2026-02-13 19:30:28 -08:00
parent 3470345624
commit 4214d4fefe
4 changed files with 34 additions and 2 deletions
--- a/9
+++ b/9
@@ -135,20 +135,27 @@ RUN --mount=type=cache,id=repo-cache,target=/repo-cache \

 WORKDIR /workspace/flashinfer

+# Apply patch to avoid re-downloading existing cubins
+COPY flashinfer_cache.patch .
+RUN patch -p1 < flashinfer_cache.patch
+
 # flashinfer-python
 RUN --mount=type=cache,id=uv-cache,target=/root/.cache/uv \
    --mount=type=cache,id=ccache,target=/root/.ccache \
+    --mount=type=cache,id=cubins-cache,target=/workspace/flashinfer/flashinfer-cubin/flashinfer_cubin/cubins \
    sed -i -e 's/license = "Apache-2.0"/license = { text = "Apache-2.0" }/' -e '/license-files/d' pyproject.toml && \
    uv build --no-build-isolation --wheel . --out-dir=/workspace/wheels -v

 # flashinfer-cubin
 RUN --mount=type=cache,id=uv-cache,target=/root/.cache/uv \
    --mount=type=cache,id=ccache,target=/root/.ccache \
+    --mount=type=cache,id=cubins-cache,target=/workspace/flashinfer/flashinfer-cubin/flashinfer_cubin/cubins \
    cd flashinfer-cubin && uv build --no-build-isolation --wheel . --out-dir=/workspace/wheels -v

 # flashinfer-jit-cache
 RUN --mount=type=cache,id=uv-cache,target=/root/.cache/uv \
    --mount=type=cache,id=ccache,target=/root/.ccache \
+    --mount=type=cache,id=cubins-cache,target=/workspace/flashinfer/flashinfer-cubin/flashinfer_cubin/cubins \
    cd flashinfer-jit-cache && \
    uv build --no-build-isolation --wheel . --out-dir=/workspace/wheels -v

@@ -301,7 +308,7 @@ RUN chmod +x $VLLM_BASE_DIR/run-cluster-node.sh

 # Final extra deps
 RUN --mount=type=cache,id=uv-cache,target=/root/.cache/uv \
-    uv pip install ray[default] fastsafetensors
+    uv pip install ray[default] fastsafetensors nvidia-nvshmem-cu13

 # Cleanup

--- a/Dockerfile.mxfp4
+++ b/Dockerfile.mxfp4
@@ -276,7 +276,7 @@ RUN chmod +x $VLLM_BASE_DIR/run-cluster-node.sh

 # Final extra deps
 RUN --mount=type=cache,id=uv-cache,target=/root/.cache/uv \
-    uv pip install ray[default] fastsafetensors
+    uv pip install ray[default] fastsafetensors nvidia-nvshmem-cu13

 # If not compiling Triton
 # remove triton-kernels as they are not compatible with this vLLM version yet
--- a/build-and-copy.sh
+++ b/build-and-copy.sh
@@ -22,6 +22,7 @@ EXP_MXFP4=false
 TRITON_REF_SET=false
 VLLM_REF_SET=false
 VLLM_PRS=""
+FULL_LOG=false

 cleanup() {
    if [ -n "$TMP_IMAGE" ] && [ -f "$TMP_IMAGE" ]; then
@@ -81,6 +82,7 @@ usage() {
    echo "  --pre-tf, --pre-transformers : Install transformers 5.0.0rc0 or higher"
    echo "  --exp-mxfp4, --experimental-mxfp4 : Build with experimental native MXFP4 support"
    echo "  --apply-vllm-pr <pr-num>  : Apply a specific PR patch to vLLM source code.
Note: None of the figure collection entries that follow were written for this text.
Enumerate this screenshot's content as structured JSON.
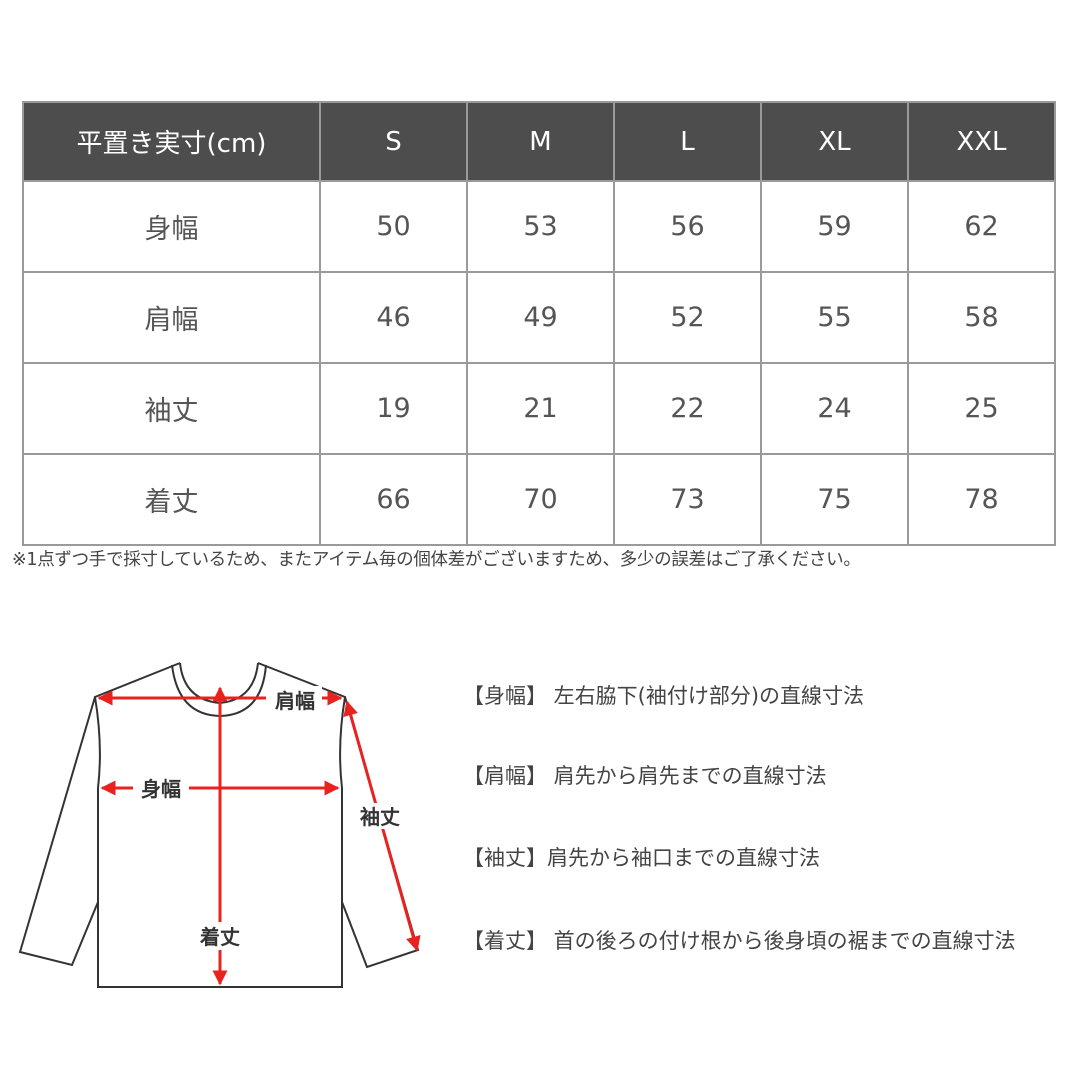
{
  "table": {
    "headers": [
      "平置き実寸(cm)",
      "S",
      "M",
      "L",
      "XL",
      "XXL"
    ],
    "rows": [
      {
        "label": "身幅",
        "values": [
          "50",
          "53",
          "56",
          "59",
          "62"
        ]
      },
      {
        "label": "肩幅",
        "values": [
          "46",
          "49",
          "52",
          "55",
          "58"
        ]
      },
      {
        "label": "袖丈",
        "values": [
          "19",
          "21",
          "22",
          "24",
          "25"
        ]
      },
      {
        "label": "着丈",
        "values": [
          "66",
          "70",
          "73",
          "75",
          "78"
        ]
      }
    ]
  },
  "note": "※1点ずつ手で採寸しているため、またアイテム毎の個体差がございますため、多少の誤差はご了承ください。",
  "diagram": {
    "labels": {
      "shoulder": "肩幅",
      "body_width": "身幅",
      "sleeve": "袖丈",
      "length": "着丈"
    },
    "arrow_color": "#e8231f"
  },
  "descriptions": [
    "【身幅】 左右脇下(袖付け部分)の直線寸法",
    "【肩幅】 肩先から肩先までの直線寸法",
    "【袖丈】肩先から袖口までの直線寸法",
    "【着丈】 首の後ろの付け根から後身頃の裾までの直線寸法"
  ],
  "colors": {
    "header_bg": "#4d4d4d",
    "border": "#9a9a9a"
  }
}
Can be specified multiple times."
+    echo "  --full-log                : Enable full build logging (--progress=plain)"
    echo "  --no-build                : Skip building, only copy image (requires --copy-to)"
    echo "  -h, --help                : Show this help message"
    exit 1
@@ -158,6 +160,7 @@ while [[ "$#" -gt 0 ]]; do
               exit 1
            fi
            ;;
+        --full-log) FULL_LOG=true ;;
        --no-build) NO_BUILD=true ;;
        -h|--help) usage ;;
        *) echo "Unknown parameter passed: $1"; usage ;;
@@ -198,6 +201,10 @@ if [ "$NO_BUILD" = false ]; then
    # Construct build command
    CMD=("docker" "build" "-t" "$IMAGE_TAG")

+    if [ "$FULL_LOG" = true ]; then
+        CMD+=("--progress=plain")
+    fi
+
    if [ "$EXP_MXFP4" = true ]; then
        echo "Building with experimental MXFP4 support..."
        CMD+=("-f" "Dockerfile.mxfp4")
--- a/flashinfer_cache.patch
+++ b/flashinfer_cache.patch
@@ -0,0 +1,18 @@
+--- a/flashinfer/artifacts.py
+++ b/flashinfer/artifacts.py
+@@ -203,9 +203,13 @@
+         with ThreadPoolExecutor(num_threads) as pool:
+             futures = []
+-            for name, _ in cubin_files:
+-                source = safe_urljoin(FLASHINFER_CUBINS_REPOSITORY, name)
+-                local_path = FLASHINFER_CUBIN_DIR / name
+            for name, checksum in cubin_files:
+                local_path = FLASHINFER_CUBIN_DIR / name
+                if local_path.exists() and verify_cubin(str(local_path), checksum):
+                    pbar.update(1)
+                    continue
+
+                source = safe_urljoin(FLASHINFER_CUBINS_REPOSITORY, name)
+                 # Ensure parent directory exists
+                 local_path.parent.mkdir(parents=True, exist_ok=True)
+                 fut = pool.submit(